Il prit la main de Leia pour la baiser. La princesse rougit et le regarda fixement.

Han étudia les yeux profonds de son rival, ses cheveux blonds, son beau visage. Comment Leia pouvait-elle résister ?

Alors quelque chose en lui craqua. Il se leva d’un bond, renversant sa chaise. Quand tous les regards se tournèrent vers lui, il resta planté là, comme un gosse surpris en train de voler des confitures. Incapable de dire un mot, il se rassit péniblement, l’esprit si embrumé qu’il n’entendit plus rien de la conversation jusqu’à la fin du dîner.

Quand les convives se retirèrent, une heure plus tard, Han embrassa Leia pour lui souhaiter bonne nuit, se demandant après coup ce qu’elle avait ressenti, comme s’il s’agissait d’une espèce de devoir qu’elle aurait eu à noter…

Threkin Horm serra chaleureusement la main de la princesse et sortit le premier. Isolder semblait avoir du mal à partir. Il remercia Leia pour le dîner et pour le temps qu’elle avait bien voulu lui consacrer. Puis il lança quelques plaisanteries auxquelles la princesse rit de bon cœur. Au moment où Han commençait à perdre patience, le prince souhaita bonne nuit à son hôtesse en la serrant d’un peu trop près.
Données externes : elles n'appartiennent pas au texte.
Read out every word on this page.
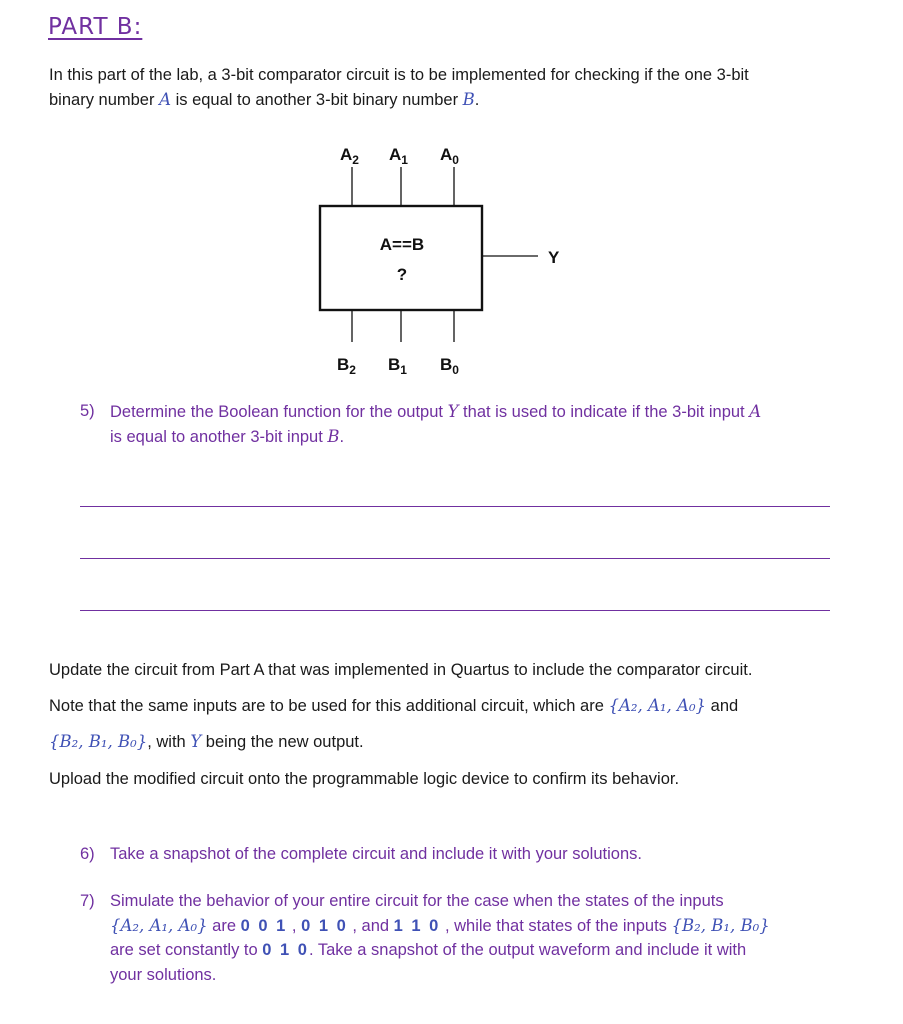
PART B:
In this part of the lab, a 3-bit comparator circuit is to be implemented for checking if the one 3-bit
binary number A is equal to another 3-bit binary number B.
$A_2$ $A_1$ $A_0$
$B_2$ $B_1$ $B_0$
A==B
?
Y
5) Determine the Boolean function for the output Y that is used to indicate if the 3-bit input A
is equal to another 3-bit input B.
Update the circuit from Part A that was implemented in Quartus to include the comparator circuit.
Note that the same inputs are to be used for this additional circuit, which are {A₂, A₁, A₀} and
{B₂, B₁, B₀}, with Y being the new output.
Upload the modified circuit onto the programmable logic device to confirm its behavior.
6) Take a snapshot of the complete circuit and include it with your solutions.
7) Simulate the behavior of your entire circuit for the case when the states of the inputs
{A₂, A₁, A₀} are 0 0 1 , 0 1 0 , and 1 1 0 , while that states of the inputs {B₂, B₁, B₀}
are set constantly to 0 1 0. Take a snapshot of the output waveform and include it with
your solutions.
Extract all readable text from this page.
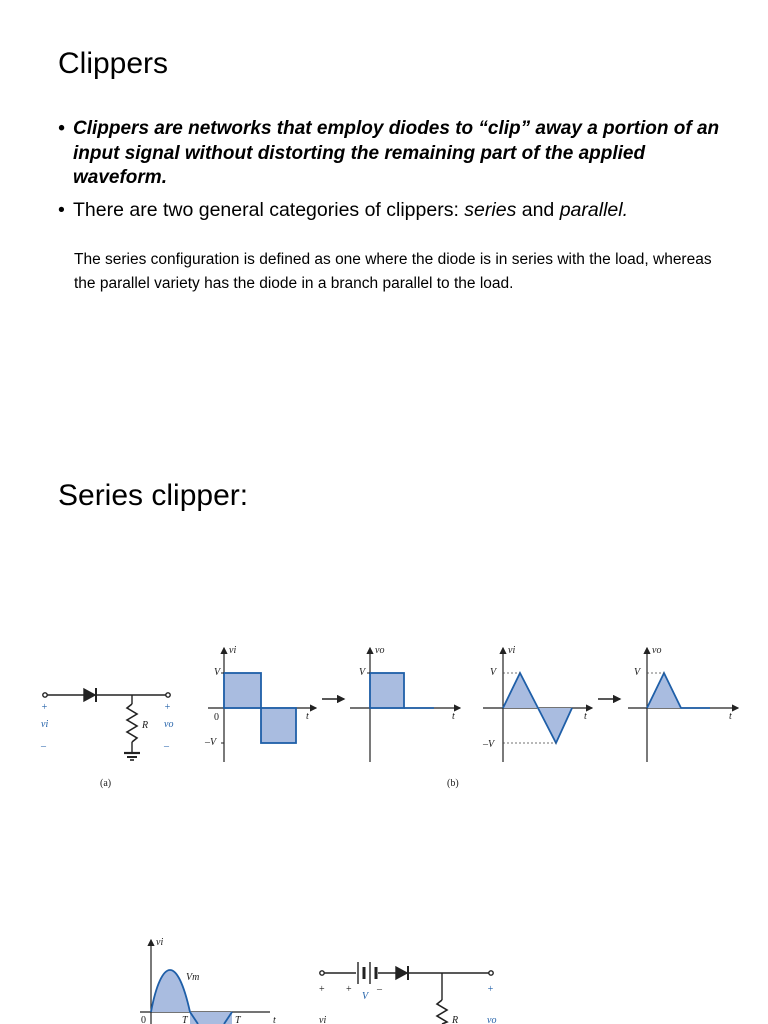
Clippers
• Clippers are networks that employ diodes to “clip” away a portion of an input signal without distorting the remaining part of the applied waveform.
• There are two general categories of clippers: series and parallel.
The series configuration is defined as one where the diode is in series with the load, whereas the parallel variety has the diode in a branch parallel to the load.
Series clipper:
+
vi
–
+
vo
–
R
(a)
vi
V
0
–V
t
vo
V
t
(b)
vi
V
–V
t
vo
V
t
vi
Vm
0	T	T	t
+ +
V
–	+
vi	R	vo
L’embrassade, très officielle au début, avait glissé vers une intimité désagréable pour le général corellien.

Après d’autres remerciements, le prince jeta un regard de côté à Han, qui comprit que son rival ne lèverait pas le camp avant lui. Quelques minutes plus tard, les deux hommes se retrouvèrent dans une coursive, Isolder toujours flanqué de ses gardes du corps.

— Je me battrai pour elle, cracha Han tandis que le Hapien s’éloignait.

C’était une déclaration stupide. Bouleversé, Solo n’avait rien trouvé d’autre à dire…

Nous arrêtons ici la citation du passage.